Jan 19, 2021, 11:44:48 PM1/19/21
to lavaan
In this model I used theta parameterization, so it's the residual variance of Y1* that has unit variance, right? In that case, I imagine that the threshold cannot be interpreted as a z score, but is there another meaningful way that I can interpret the threshold besides what was described above?

Yes, Y1* is simply not a z score (its SD > 1).

(i.e., the threshold is the value of the latent response variable at which the observed binary variable switches from 0 to 1).

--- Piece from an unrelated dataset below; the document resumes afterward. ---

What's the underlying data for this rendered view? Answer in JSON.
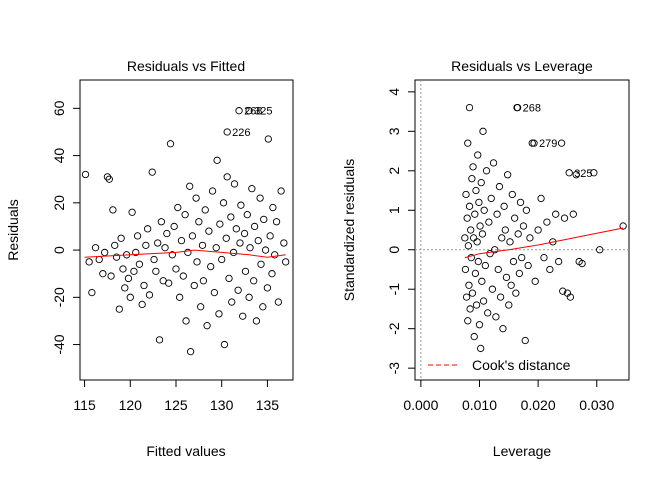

Right, you answered your own question.  You can print the fully standardized solution (std.all) if you want to know the standardized threshold (the z score above which Y1* is classified in the higher category).  Or equivalently, Y1 = 1 when Y1* exceeds the unstandardized threshold, and the SD of Y1* is the reciprocal of its scale parameter.

2. Scales y*
Am I right to think that in my output, the coefficient under "Scales y*" is the estimated variance of the y* variable? (Since in theta parameterization, it's the residual variance that is fixed at 1.)

No, it is the reciprocal of the marginal SD.  So if the y* scale parameter is 0.5, the marginal/total SD of y* is 1/0.5 = 2.